In an event-driven design:

  • Use deterministic workflow IDs to deduplicate start events.
  • Store processed event IDs or enforce unique constraints.
  • Propagate event_id, correlation_id, causation_id, and workflow_id.
  • Publish domain events through a transactional outbox.
  • Keep consumers idempotent.
  • Avoid multiple layers independently retrying the same operation.

For example:

business event
→ idempotent consumer starts workflow
→ agent creates proposal
→ workflow waits for approval
→ approval API commits decision and outbox event
→ event consumer resumes workflow
→ worker executes action idempotently
→ outcome event is published

Event-driven integration changes the edges of the system, not the core HITL model.

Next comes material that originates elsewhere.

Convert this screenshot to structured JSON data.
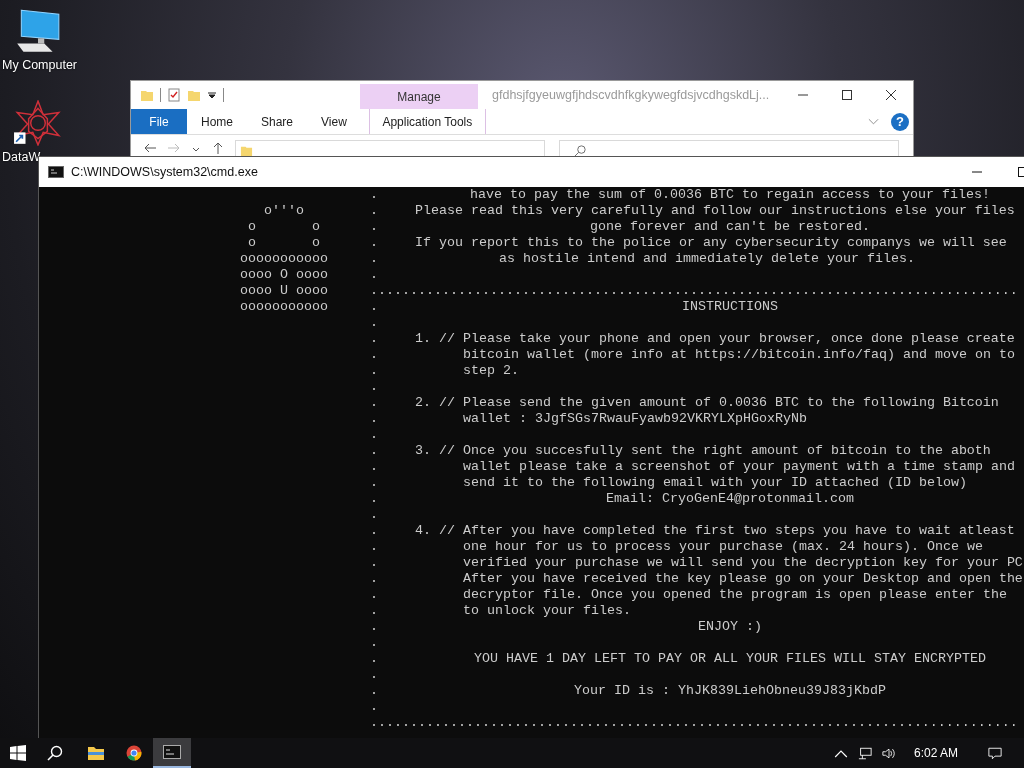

For a critical production system:

Application API and PostgreSQL
    approvals, permissions, artifacts, audit, outbox

Temporal
    long-running business workflow

LangGraph
    bounded agent reasoning

Tool workers
    idempotent external actions

For a smaller TypeScript product, Trigger.dev can replace Temporal while preserving the same application-owned approval boundary.

The essential flow is:

agent proposes
→ application stores immutable proposal
→ workflow pauses durably
→ human decides through authenticated API
→ decision commits with outbox message
→ workflow resumes
→ idempotent worker executes
→ application records final outcome

The workflow runtime owns continuation.

The application owns what was approved.

An event broker, when present, distributes the resulting business facts.